In Figure 6, the peak signal-to-noise ratio (PSNR) is additionally measured to evaluate quantization quality. PSNR is a popular measure to evaluate the reconstruction quality of image compression codecs and thus is used to evaluate color compression quality. A higher PSNR means the color quantization method has higher quality [13]. PSNR is defined as shown in the following:

$$\begin{array}{c}\text{PSNR}=\mathrm{20}\times {\log }_{\mathrm{10}}\left(\frac{L}{\sqrt{\text{MSE}}}\right).\end{array}$$ (6)

Figure 6.

Average MAE, MSE, PSNR, and processing time of each method.

Figure 7 shows that the proposed method gives more similar results to the original image, visually, even if it has similar MAE and MSE. Overall colors in the palette generated by SOM become similar if K is small. However, the proposed method has colors more similar to the original image because of the low learning rate of neighbors and initialization by octree colors.

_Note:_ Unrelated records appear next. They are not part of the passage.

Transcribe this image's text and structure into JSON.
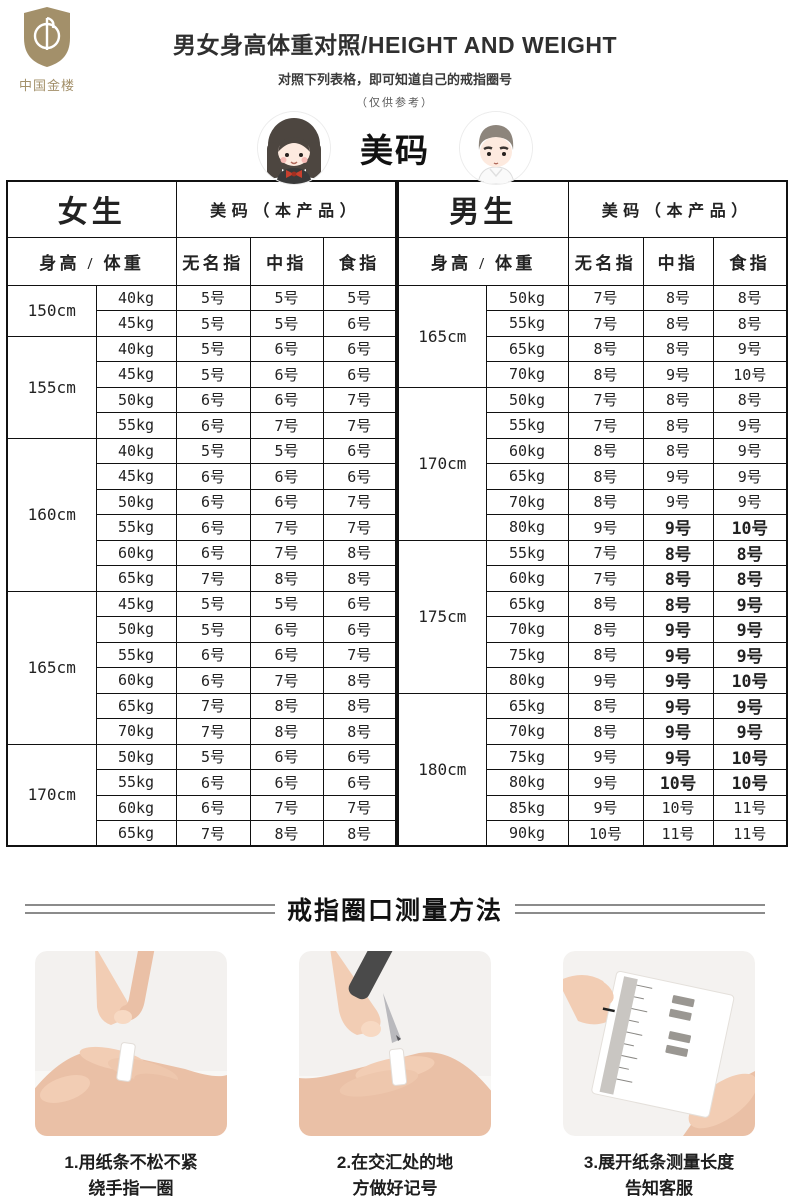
{
  "brand": {
    "name": "中国金楼"
  },
  "header": {
    "title": "男女身高体重对照/HEIGHT AND WEIGHT",
    "subtitle": "对照下列表格，即可知道自己的戒指圈号",
    "note": "（仅供参考）",
    "badge": "美码"
  },
  "colors": {
    "accent_gold": "#a3906a",
    "stripe_gray": "#eaeaea",
    "highlight_pink": "#eed9d7",
    "highlight_warm": "#f1e8e1",
    "border_black": "#111111"
  },
  "size_table": {
    "female": {
      "gender": "女生",
      "size_header": "美码（本产品）",
      "col_headers": [
        "身高 / 体重",
        "无名指",
        "中指",
        "食指"
      ],
      "groups": [
        {
          "height": "150cm",
          "rows": [
            {
              "w": "40kg",
              "s": [
                "5号",
                "5号",
                "5号"
              ]
            },
            {
              "w": "45kg",
              "s": [
                "5号",
                "5号",
                "6号"
              ]
            }
          ]
        },
        {
          "height": "155cm",
          "rows": [
            {
              "w": "40kg",
              "s": [
                "5号",
                "6号",
                "6号"
              ]
            },
            {
              "w": "45kg",
              "s": [
                "5号",
                "6号",
                "6号"
              ]
            },
            {
              "w": "50kg",
              "s": [
                "6号",
                "6号",
                "7号"
              ]
            },
            {
              "w": "55kg",
              "s": [
                "6号",
                "7号",
                "7号"
              ]
            }
          ]
        },
        {
          "height": "160cm",
          "rows": [
            {
              "w": "40kg",
              "s": [
                "5号",
                "5号",
                "6号"
              ],
              "pink_s": [
                2
              ]
            },
            {
              "w": "45kg",
              "s": [
                "6号",
                "6号",
                "6号"
              ]
            },
            {
              "w": "50kg",
              "s": [
                "6号",
                "6号",
                "7号"
              ],
              "pink_w": true,
              "pink_s": [
                2
              ]
            },
            {
              "w": "55kg",
              "s": [
                "6号",
                "7号",
                "7号"
              ]
            },
            {
              "w": "60kg",
              "s": [
                "6号",
                "7号",
                "8号"
              ]
            },
            {
              "w": "65kg",
              "s": [
                "7号",
                "8号",
                "8号"
              ]
            }
          ]
        },
        {
          "height": "165cm",
          "rows": [
            {
              "w": "45kg",
              "s": [
                "5号",
                "5号",
                "6号"
              ]
            },
            {
              "w": "50kg",
              "s": [
                "5号",
                "6号",
                "6号"
              ]
            },
            {
              "w": "55kg",
              "s": [
                "6号",
                "6号",
                "7号"
              ]
            },
            {
              "w": "60kg",
              "s": [
                "6号",
                "7号",
                "8号"
              ]
            },
            {
              "w": "65kg",
              "s": [
                "7号",
                "8号",
                "8号"
              ]
            },
            {
              "w": "70kg",
              "s": [
                "7号",
                "8号",
                "8号"
              ]
            }
          ]
        },
        {
          "height": "170cm",
          "rows": [
            {
              "w": "50kg",
              "s": [
                "5号",
                "6号",
                "6号"
              ]
            },
            {
              "w": "55kg",
              "s": [
                "6号",
                "6号",
                "6号"
              ]
            },
            {
              "w": "60kg",
              "s": [
                "6号",
                "7号",
                "7号"
              ]
            },
            {
              "w": "65kg",
              "s": [
                "7号",
                "8号",
                "8号"
              ]
            }
          ]
        }
      ]
    },
    "male": {
      "gender": "男生",
      "size_header": "美码（本产品）",
      "col_headers": [
        "身高 / 体重",
        "无名指",
        "中指",
        "食指"
      ],
      "groups": [
        {
          "height": "165cm",
          "rows": [
            {
              "w": "50kg",
              "s": [
                "7号",
                "8号",
                "8号"
              ]
            },
            {
              "w": "55kg",
              "s": [
                "7号",
                "8号",
                "8号"
              ]
            },
            {
              "w": "65kg",
              "s": [
                "8号",
                "8号",
                "9号"
              ]
            },
            {
              "w": "70kg",
              "s": [
                "8号",
                "9号",
                "10号"
              ]
            }
          ]
        },
        {
          "height": "170cm",
          "rows": [
            {
              "w": "50kg",
              "s": [
                "7号",
                "8号",
                "8号"
              ]
            },
            {
              "w": "55kg",
              "s": [
                "7号",
                "8号",
                "9号"
              ]
            },
            {
              "w": "60kg",
              "s": [
                "8号",
                "8号",
                "9号"
              ],
              "warm_s": [
                0
              ]
            },
            {
              "w": "65kg",
              "s": [
                "8号",
                "9号",
                "9号"
              ]
            },
            {
              "w": "70kg",
              "s": [
                "8号",
                "9号",
                "9号"
              ]
            },
            {
              "w": "80kg",
              "s": [
                "9号",
                "9号",
                "10号"
              ],
              "bold_s": [
                1,
                2
              ]
            }
          ]
        },
        {
          "height": "175cm",
          "rows": [
            {
              "w": "55kg",
              "s": [
                "7号",
                "8号",
                "8号"
              ],
              "bold_s": [
                1,
                2
              ]
            },
            {
              "w": "60kg",
              "s": [
                "7号",
                "8号",
                "8号"
              ],
              "bold_s": [
                1,
                2
              ]
            },
            {
              "w": "65kg",
              "s": [
                "8号",
                "8号",
                "9号"
              ],
              "bold_s": [
                1,
                2
              ]
            },
            {
              "w": "70kg",
              "s": [
                "8号",
                "9号",
                "9号"
              ],
              "bold_s": [
                1,
                2
              ]
            },
            {
              "w": "75kg",
              "s": [
                "8号",
                "9号",
                "9号"
              ],
              "bold_s": [
                1,
                2
              ]
            },
            {
              "w": "80kg",
              "s": [
                "9号",
                "9号",
                "10号"
              ],
              "bold_s": [
                1,
                2
              ]
            }
          ]
        },
        {
          "height": "180cm",
          "rows": [
            {
              "w": "65kg",
              "s": [
                "8号",
                "9号",
                "9号"
              ],
              "bold_s": [
                1,
                2
              ]
            },
            {
              "w": "70kg",
              "s": [
                "8号",
                "9号",
                "9号"
              ],
              "bold_s": [
                1,
                2
              ]
            },
            {
              "w": "75kg",
              "s": [
                "9号",
                "9号",
                "10号"
              ],
              "bold_s": [
                1,
                2
              ]
            },
            {
              "w": "80kg",
              "s": [
                "9号",
                "10号",
                "10号"
              ],
              "bold_s": [
                1,
                2
              ]
            },
            {
              "w": "85kg",
              "s": [
                "9号",
                "10号",
                "11号"
              ]
            },
            {
              "w": "90kg",
              "s": [
                "10号",
                "11号",
                "11号"
              ]
            }
          ]
        }
      ]
    }
  },
  "measure_section": {
    "title": "戒指圈口测量方法",
    "steps": [
      {
        "caption_line1": "1.用纸条不松不紧",
        "caption_line2": "绕手指一圈",
        "illustration": "wrap-paper-strip"
      },
      {
        "caption_line1": "2.在交汇处的地",
        "caption_line2": "方做好记号",
        "illustration": "mark-with-pen"
      },
      {
        "caption_line1": "3.展开纸条测量长度",
        "caption_line2": "告知客服",
        "illustration": "measure-with-ruler"
      }
    ]
  }
}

The proposed method gives more similar sky color on scream image and gives more similar background color on Mona Lisa image.

Figure 7.

Resulting images from the color quantization methods (K = 16).

6. Conclusions

In this paper, an effective color quantization method is proposed. Having many colors in the original image is a serious problem for image processing, so the number of colors must be reduced. Therefore, we propose an octree-based SOM color quantization method. It is particularly more effective than other algorithms when the number of colors, K, is small.

It uses an octree color quantization method to complement the disadvantages of SOM color quantization, which is one of the more effective methods. The octree color quantization method does not consider the distribution of colors, so its palette includes various colors. Therefore, we use the palette generated by octree to initialize the SOM weights. This causes the palette generated by SOM to have more varied colors than conventional SOM. In addition, the learning rate of the neighbors is set to low to minimize the loss of color information from updating the winner, because the influence of the winner becomes greater when K is small. The low learning rate of the neighbor means the proposed method can have colors similar to the original image.

The proposed method was evaluated by comparing it with six well-known quantization methods. MAE, MSE, and processing time are measured for comparison. The experimental results show that the proposed method is more effective than other methods when it uses a smaller number of colors to quantize the colors in the image (K = 8–32). It gives lower MAE and MSE. Thus, the proposed method requires only 71.73% of the processing time of the conventional SOM method. On the other hand, when it uses a large number of colors, the performance of the proposed method gives similar MAE and MSE with conventional SOM, but it is still faster.

It is expected that the proposed method will be available to many applications that have a problem with varied colors in images.

Conflict of Interests

The authors declare that there is no conflict of interests regarding the publication of this paper.